Friday, August 05, 2005

Peter Sommer’s Continued is interesting from many different perspectives. It is a selected poems that moves backward from the present toward his youth, something I recall only the late New Zealand poet Alan Curnow having done before. It is a series of co-translations carried out by Halina Janod & not the author, but 13 other writers, John Ashbery, D.J. Enright & Douglas Dunn among them. And it has an introduction from August Kleinzahler, my old homeboy who seems to be just everywhere one looks right now, frowning – as the New York Times put it – on the establishment, something he can do whenever he shaves.

Sommer’s name itself has been popping up a lot lately, making one wonder if it is doing so because he is very good, or because he is so very close, having taught at Amherst, Mount Holyoke, Wesleyan, Notre Dame, Indiana & Nebraska (Lincoln). Someone like Czeslaw Milosz benefited enormously from moving west, being translated by a first-rate poet like Bob Hass, giving the School of Quietude a kind of political legitimacy that in reality had nothing to do with its own roots, traditions or impulses. The fact that few of the 50 or so writers I knew in Berkeley at the time would have listed Milosz among the dozen better poets in town really wasn’t the issue when he received the Nobel. He wasn’t being judged by where he was so much as by where he had been. But that most likely could not have occurred had he stayed in Europe. Sommer is a poet whose degree is in English, who edits a Polish journal of international writing & who has translated much English language poetry back into his own tongue. It would be interesting to know how his own work is received in Poland, whether or not he is truly thought of as, in the words of Tomaž Šalamun’s jacket blurb, “the real father of Polish poetry.”

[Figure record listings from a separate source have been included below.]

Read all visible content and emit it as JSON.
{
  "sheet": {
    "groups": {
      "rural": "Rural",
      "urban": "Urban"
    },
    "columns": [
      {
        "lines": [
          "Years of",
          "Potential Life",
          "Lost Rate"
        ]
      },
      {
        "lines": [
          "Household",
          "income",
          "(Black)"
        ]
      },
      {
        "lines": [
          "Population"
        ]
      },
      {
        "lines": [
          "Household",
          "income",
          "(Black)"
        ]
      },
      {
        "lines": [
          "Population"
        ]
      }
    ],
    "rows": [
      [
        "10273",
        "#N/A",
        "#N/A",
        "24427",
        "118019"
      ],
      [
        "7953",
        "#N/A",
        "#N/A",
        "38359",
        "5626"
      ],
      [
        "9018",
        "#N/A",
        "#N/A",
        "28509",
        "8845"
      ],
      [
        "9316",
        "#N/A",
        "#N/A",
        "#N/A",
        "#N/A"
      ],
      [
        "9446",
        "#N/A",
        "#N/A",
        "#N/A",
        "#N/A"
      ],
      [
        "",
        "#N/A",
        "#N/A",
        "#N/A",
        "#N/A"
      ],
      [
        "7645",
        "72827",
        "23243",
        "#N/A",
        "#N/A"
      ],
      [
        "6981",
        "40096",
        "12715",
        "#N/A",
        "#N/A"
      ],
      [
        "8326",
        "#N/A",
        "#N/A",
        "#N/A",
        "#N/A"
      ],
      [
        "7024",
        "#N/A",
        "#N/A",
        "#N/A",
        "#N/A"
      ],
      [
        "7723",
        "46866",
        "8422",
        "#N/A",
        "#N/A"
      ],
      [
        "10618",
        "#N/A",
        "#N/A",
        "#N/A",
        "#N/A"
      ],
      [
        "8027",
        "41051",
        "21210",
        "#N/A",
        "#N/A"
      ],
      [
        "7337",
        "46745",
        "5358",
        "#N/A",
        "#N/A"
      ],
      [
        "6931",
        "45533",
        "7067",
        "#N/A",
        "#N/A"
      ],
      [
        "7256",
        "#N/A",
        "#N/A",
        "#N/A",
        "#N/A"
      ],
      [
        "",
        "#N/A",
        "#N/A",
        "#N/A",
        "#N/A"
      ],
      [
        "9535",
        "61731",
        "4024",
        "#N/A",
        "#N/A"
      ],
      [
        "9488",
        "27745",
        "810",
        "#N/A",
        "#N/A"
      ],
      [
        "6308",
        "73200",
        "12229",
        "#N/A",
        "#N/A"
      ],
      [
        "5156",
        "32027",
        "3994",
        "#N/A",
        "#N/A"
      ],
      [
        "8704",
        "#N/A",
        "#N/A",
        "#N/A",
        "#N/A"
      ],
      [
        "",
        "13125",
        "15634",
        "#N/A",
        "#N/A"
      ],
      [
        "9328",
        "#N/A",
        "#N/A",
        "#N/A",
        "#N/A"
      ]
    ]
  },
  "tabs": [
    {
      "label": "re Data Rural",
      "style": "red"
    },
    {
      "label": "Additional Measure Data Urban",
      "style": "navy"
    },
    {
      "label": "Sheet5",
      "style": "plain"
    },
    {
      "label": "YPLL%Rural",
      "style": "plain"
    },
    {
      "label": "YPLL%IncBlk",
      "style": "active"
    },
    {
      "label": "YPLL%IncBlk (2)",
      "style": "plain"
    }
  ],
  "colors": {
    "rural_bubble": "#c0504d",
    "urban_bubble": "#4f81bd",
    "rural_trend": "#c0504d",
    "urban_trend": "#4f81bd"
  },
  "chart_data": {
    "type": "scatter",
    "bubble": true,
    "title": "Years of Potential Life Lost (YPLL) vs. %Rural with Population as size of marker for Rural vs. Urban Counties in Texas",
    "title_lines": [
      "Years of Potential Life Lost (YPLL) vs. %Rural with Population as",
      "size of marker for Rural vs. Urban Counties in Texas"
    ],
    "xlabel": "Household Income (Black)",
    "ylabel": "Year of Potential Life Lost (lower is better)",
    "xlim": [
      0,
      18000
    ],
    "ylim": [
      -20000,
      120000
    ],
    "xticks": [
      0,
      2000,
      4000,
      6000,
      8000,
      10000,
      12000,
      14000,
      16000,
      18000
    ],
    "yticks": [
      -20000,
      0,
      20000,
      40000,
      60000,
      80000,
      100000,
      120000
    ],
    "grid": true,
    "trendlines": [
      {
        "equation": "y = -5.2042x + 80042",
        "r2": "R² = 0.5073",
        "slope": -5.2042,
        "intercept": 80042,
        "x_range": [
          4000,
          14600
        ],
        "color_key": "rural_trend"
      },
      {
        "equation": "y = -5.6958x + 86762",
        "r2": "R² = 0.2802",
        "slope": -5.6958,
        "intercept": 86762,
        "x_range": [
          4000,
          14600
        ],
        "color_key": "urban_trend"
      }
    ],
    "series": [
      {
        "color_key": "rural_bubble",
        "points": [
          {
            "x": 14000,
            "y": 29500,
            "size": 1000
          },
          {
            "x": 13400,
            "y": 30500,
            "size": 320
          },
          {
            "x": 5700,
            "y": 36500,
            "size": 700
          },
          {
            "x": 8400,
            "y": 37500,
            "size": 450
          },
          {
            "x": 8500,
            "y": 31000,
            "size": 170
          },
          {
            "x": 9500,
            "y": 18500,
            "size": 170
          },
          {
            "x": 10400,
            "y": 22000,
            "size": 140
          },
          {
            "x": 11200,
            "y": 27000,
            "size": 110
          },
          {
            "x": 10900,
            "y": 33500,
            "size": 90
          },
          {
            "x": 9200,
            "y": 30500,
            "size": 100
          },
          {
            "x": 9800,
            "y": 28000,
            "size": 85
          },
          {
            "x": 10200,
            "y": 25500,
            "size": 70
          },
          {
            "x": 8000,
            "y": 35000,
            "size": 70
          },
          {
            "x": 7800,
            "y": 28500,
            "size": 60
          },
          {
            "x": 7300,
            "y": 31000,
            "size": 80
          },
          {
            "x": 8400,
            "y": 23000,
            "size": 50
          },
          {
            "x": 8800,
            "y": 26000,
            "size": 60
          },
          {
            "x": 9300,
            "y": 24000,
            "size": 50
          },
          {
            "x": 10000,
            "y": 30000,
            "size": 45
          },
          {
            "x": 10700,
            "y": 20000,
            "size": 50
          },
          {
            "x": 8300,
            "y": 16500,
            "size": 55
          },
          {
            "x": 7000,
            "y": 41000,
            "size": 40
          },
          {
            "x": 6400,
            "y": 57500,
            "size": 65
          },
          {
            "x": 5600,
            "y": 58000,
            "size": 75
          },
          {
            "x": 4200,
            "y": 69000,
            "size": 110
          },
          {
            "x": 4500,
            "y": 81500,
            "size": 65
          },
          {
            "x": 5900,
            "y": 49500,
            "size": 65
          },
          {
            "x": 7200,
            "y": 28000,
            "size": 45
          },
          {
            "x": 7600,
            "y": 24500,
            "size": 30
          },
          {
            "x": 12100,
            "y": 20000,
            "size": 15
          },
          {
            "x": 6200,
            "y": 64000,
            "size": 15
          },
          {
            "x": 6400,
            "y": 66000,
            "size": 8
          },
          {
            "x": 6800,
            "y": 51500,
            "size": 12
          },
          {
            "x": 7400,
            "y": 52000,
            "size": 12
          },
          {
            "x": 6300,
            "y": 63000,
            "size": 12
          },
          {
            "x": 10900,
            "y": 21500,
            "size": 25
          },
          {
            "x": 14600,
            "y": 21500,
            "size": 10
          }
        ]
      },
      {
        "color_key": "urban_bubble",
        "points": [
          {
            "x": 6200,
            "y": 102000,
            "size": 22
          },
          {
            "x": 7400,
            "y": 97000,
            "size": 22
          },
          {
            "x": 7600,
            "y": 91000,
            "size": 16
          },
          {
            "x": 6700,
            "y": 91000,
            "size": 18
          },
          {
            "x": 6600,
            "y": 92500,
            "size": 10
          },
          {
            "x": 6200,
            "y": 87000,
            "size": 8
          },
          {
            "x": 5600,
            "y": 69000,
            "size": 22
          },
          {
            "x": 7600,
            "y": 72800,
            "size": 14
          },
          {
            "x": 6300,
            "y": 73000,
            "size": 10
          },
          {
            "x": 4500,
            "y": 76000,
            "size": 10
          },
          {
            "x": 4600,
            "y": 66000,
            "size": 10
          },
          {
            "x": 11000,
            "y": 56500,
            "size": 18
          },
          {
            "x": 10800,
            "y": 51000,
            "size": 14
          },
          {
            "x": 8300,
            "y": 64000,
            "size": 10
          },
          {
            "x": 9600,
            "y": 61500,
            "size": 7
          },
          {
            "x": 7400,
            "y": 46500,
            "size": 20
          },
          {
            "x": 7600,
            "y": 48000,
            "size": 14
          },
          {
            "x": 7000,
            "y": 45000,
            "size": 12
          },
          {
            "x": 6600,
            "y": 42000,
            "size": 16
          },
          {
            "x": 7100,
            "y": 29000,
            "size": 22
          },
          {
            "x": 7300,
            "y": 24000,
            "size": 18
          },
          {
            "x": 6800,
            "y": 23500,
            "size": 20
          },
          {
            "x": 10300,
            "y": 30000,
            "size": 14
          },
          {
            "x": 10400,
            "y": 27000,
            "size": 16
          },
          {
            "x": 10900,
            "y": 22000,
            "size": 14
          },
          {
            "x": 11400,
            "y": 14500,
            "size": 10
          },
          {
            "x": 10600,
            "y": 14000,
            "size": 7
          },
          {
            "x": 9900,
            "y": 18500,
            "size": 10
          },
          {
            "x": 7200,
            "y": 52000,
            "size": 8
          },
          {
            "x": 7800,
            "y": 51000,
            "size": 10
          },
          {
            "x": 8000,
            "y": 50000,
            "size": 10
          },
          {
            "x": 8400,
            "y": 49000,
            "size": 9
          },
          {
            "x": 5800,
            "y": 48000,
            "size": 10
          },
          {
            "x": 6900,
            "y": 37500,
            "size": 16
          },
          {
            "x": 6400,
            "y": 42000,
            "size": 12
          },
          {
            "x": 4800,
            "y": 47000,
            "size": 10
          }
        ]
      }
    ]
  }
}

Such little qualms dissolve very quickly reading this book, which is terrific. For the most part, it reads like terrific poetry period, rather than, say, just “terrific poetry in translation,” which is something else altogether. Here is “Proofs”:

Don’t worry about commas, all these
punctuation marks, colons, semi-colons
and dashes which you so scrupulously
specify will be, thanks to a proof-
reader’s inattentiveness, left out; the rhythm
of your sentence, your thinking, your language
will prove less important than
you expected, or maybe than you wanted.
That was nothing but wishful thinking –
you won’t be read to the music of speech
but to the hubbub of things.

One might read this as kin to the soft surrealism of Simic or Tate, but that seems to me overlaying the American context just as has been done with (or to) Milosz. Ashbery, in his jacket blurb, makes a point of invoking Frank O’Hara (whom Sommer has translated), and one might imagine that, say, in the book’s first poem (which, in theory at least, may be the newest one here):

Morning on Earth

Morning on earth, light snow, and just when
it was so warm, practically spring.
But the thermometer in the kitchen window
says seven degrees,
and pretty sunny.
                        Here’s
the electric company guy I like,
and no sign of the gas guy
I can’t stand.
And all of a sudden two Misters M. –
one I’ve fallen for, the other
a bit of a hotshot –
coming back, both nine years old,
just passing the jasmine bush,
a huge bouquet of sticks.
                                     Behind the door
the dog’s excited, nothing’s
at odds with anything.

It’s relatively rare for a poem, even now, to show that the poet understands that it need do nothing at all, but here one is. “Short Version” has more of the tone of one of O’Hara’s set pieces:

I couldn’t be with you when you died.
Sorry, I was toiling day and night
on the title of a poem I didn’t have time to show you.
You really would have liked it.

Even if the poem itself
wasn’t the strongest, I was counting on the title
to prop it up from above,
to set it right even, and to sanction it

as sometimes happens, I don’t know
if the nurse ever had time
to give you the news

because when I called it was
already late, though finally
she took the whole message.

Particularly given Sommer’s background, it’s easy to read him as tho such American influences were in fact just that, as if he were any young poet to have risen up in Amherst, Massachusetts. And there may even be more truth to it than in the case of Milosz. But to do so would be just as faulty as not to hear such tones at all. Context, ultimately, is more complex than this. The trick, I think, to reading anybody like Piotr Sommer (like anyone), is to hear all the strains that go into the mix, without ever picking sides.